Lankans Smell Profiteering as Food Prices Explode

Sri Lankans Smell Profiteering as Food Prices Explode

by Zulfick Farzan 29-12-2023 | 6:25 PM

COLOMBO (News 1st);  Consumers across Sri Lanka are expressing alarm over sharp price increases for essential goods, including staple food items like rice and vegetables, even before the new Value Added Tax (VAT) rates take effect in January 2024.

These escalating prices, coupled with reported shortages in some areas, have sparked concerns about potential profiteering and inadequate market oversight.

The National Consumer Front (NCF) has been particularly vocal in highlighting the troubling trend.

They point to instances where key ingredients for daily meals, like samba rice and vegetables, have seen significant price jumps. 

For example, tomatoes were reported at 800 rupees per kilo in Peliyagoda today, while chillies reached a peak of 2,400 rupees per kilo, said NCF leader Asela Sampath, noting that these figures represent substantial increases compared to recent weeks and months.

Sri Lanka's value added tax (VAT) will undergo a significant change in the new year, as the rate is set to increase from 15% to 18% effective January 1st, 2024.

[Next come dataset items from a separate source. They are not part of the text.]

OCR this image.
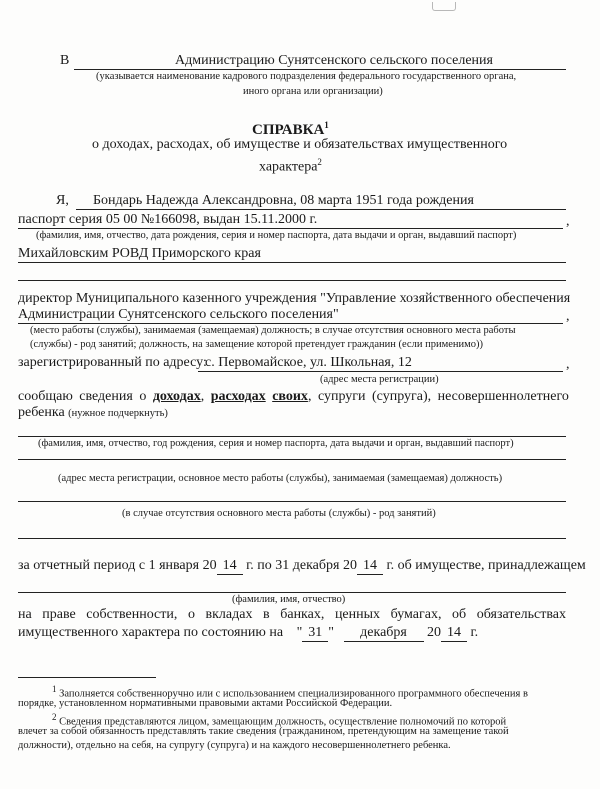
В	Администрацию Сунятсенского сельского поселения
(указывается наименование кадрового подразделения федерального государственного органа,
иного органа или организации)
СПРАВКА$^1$
о доходах, расходах, об имуществе и обязательствах имущественного
характера$^2$
Я, Бондарь Надежда Александровна, 08 марта 1951 года рождения
паспорт серия 05 00 №166098, выдан 15.11.2000 г.	,
(фамилия, имя, отчество, дата рождения, серия и номер паспорта, дата выдачи и орган, выдавший паспорт)
Михайловским РОВД Приморского края
директор Муниципального казенного учреждения "Управление хозяйственного обеспечения
Администрации Сунятсенского сельского поселения"	,
(место работы (службы), занимаемая (замещаемая) должность; в случае отсутствия основного места работы
(службы) - род занятий; должность, на замещение которой претендует гражданин (если применимо))
зарегистрированный по адресу:
с. Первомайское, ул. Школьная, 12	,
(адрес места регистрации)
сообщаю сведения о доходах, расходах своих, супруги (супруга), несовершеннолетнего
ребенка (нужное подчеркнуть)
(фамилия, имя, отчество, год рождения, серия и номер паспорта, дата выдачи и орган, выдавший паспорт)
(адрес места регистрации, основное место работы (службы), занимаемая (замещаемая) должность)
(в случае отсутствия основного места работы (службы) - род занятий)
за отчетный период с 1 января 20 14 г. по 31 декабря 20 14 г. об имуществе, принадлежащем
(фамилия, имя, отчество)
на праве собственности, о вкладах в банках, ценных бумагах, об обязательствах
имущественного характера по состоянию на " 31 " декабря 20 14 г.
$^1$ Заполняется собственноручно или с использованием специализированного программного обеспечения в
порядке, установленном нормативными правовыми актами Российской Федерации.
$^2$ Сведения представляются лицом, замещающим должность, осуществление полномочий по которой
влечет за собой обязанность представлять такие сведения (гражданином, претендующим на замещение такой
должности), отдельно на себя, на супругу (супруга) и на каждого несовершеннолетнего ребенка.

Previously exempt items, such as certain goods and services, will now be subject to the 18% VAT, while many other goods will see an increase in VAT from 15% to 18%. 

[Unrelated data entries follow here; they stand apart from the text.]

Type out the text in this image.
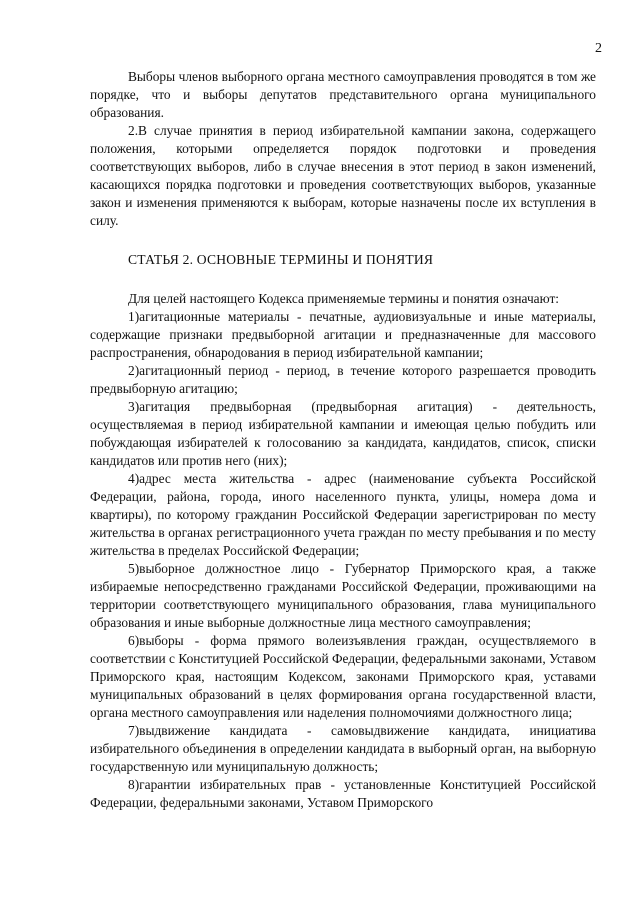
2

Выборы членов выборного органа местного самоуправления проводятся в том же порядке, что и выборы депутатов представительного органа муниципального образования.

2.В случае принятия в период избирательной кампании закона, содержащего положения, которыми определяется порядок подготовки и проведения соответствующих выборов, либо в случае внесения в этот период в закон изменений, касающихся порядка подготовки и проведения соответствующих выборов, указанные закон и изменения применяются к выборам, которые назначены после их вступления в силу.

СТАТЬЯ 2. ОСНОВНЫЕ ТЕРМИНЫ И ПОНЯТИЯ

Для целей настоящего Кодекса применяемые термины и понятия означают:

1)агитационные материалы - печатные, аудиовизуальные и иные материалы, содержащие признаки предвыборной агитации и предназначенные для массового распространения, обнародования в период избирательной кампании;

2)агитационный период - период, в течение которого разрешается проводить предвыборную агитацию;

3)агитация предвыборная (предвыборная агитация) - деятельность, осуществляемая в период избирательной кампании и имеющая целью побудить или побуждающая избирателей к голосованию за кандидата, кандидатов, список, списки кандидатов или против него (них);

4)адрес места жительства - адрес (наименование субъекта Российской Федерации, района, города, иного населенного пункта, улицы, номера дома и квартиры), по которому гражданин Российской Федерации зарегистрирован по месту жительства в органах регистрационного учета граждан по месту пребывания и по месту жительства в пределах Российской Федерации;

5)выборное должностное лицо - Губернатор Приморского края, а также избираемые непосредственно гражданами Российской Федерации, проживающими на территории соответствующего муниципального образования, глава муниципального образования и иные выборные должностные лица местного самоуправления;

6)выборы - форма прямого волеизъявления граждан, осуществляемого в соответствии с Конституцией Российской Федерации, федеральными законами, Уставом Приморского края, настоящим Кодексом, законами Приморского края, уставами муниципальных образований в целях формирования органа государственной власти, органа местного самоуправления или наделения полномочиями должностного лица;

7)выдвижение кандидата - самовыдвижение кандидата, инициатива избирательного объединения в определении кандидата в выборный орган, на выборную государственную или муниципальную должность;

8)гарантии избирательных прав - установленные Конституцией Российской Федерации, федеральными законами, Уставом Приморского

Previously exempt items like diesel, petrol, and liquefied petroleum gas (LPG) will now be subject to VAT. 

However, the existing 7.5% Ports and Airport Development Levy on these products will be scrapped. 

Consequently, the overall tax burden on diesel and petrol will be 10.5%.

However, liquefied petroleum gas or cooking gas will see a net increase as the 18% VAT replaces the current 2.5% port and airport development levy, pushing the overall tax burden to 15.5%.

A list of VAT-exempt goods has been made public, and this includes electricity, wheat and wheat flour, baby formula, medicines and pharmaceutical ingredients, crude oil, kerosene, aviation fuel, agricultural seeds and plants, animal feed, textile yarn, and public passenger transport services. 

Locally produced handloom textiles, rice, rice flour, unprocessed agricultural and fish products remain outside the VAT purview as well.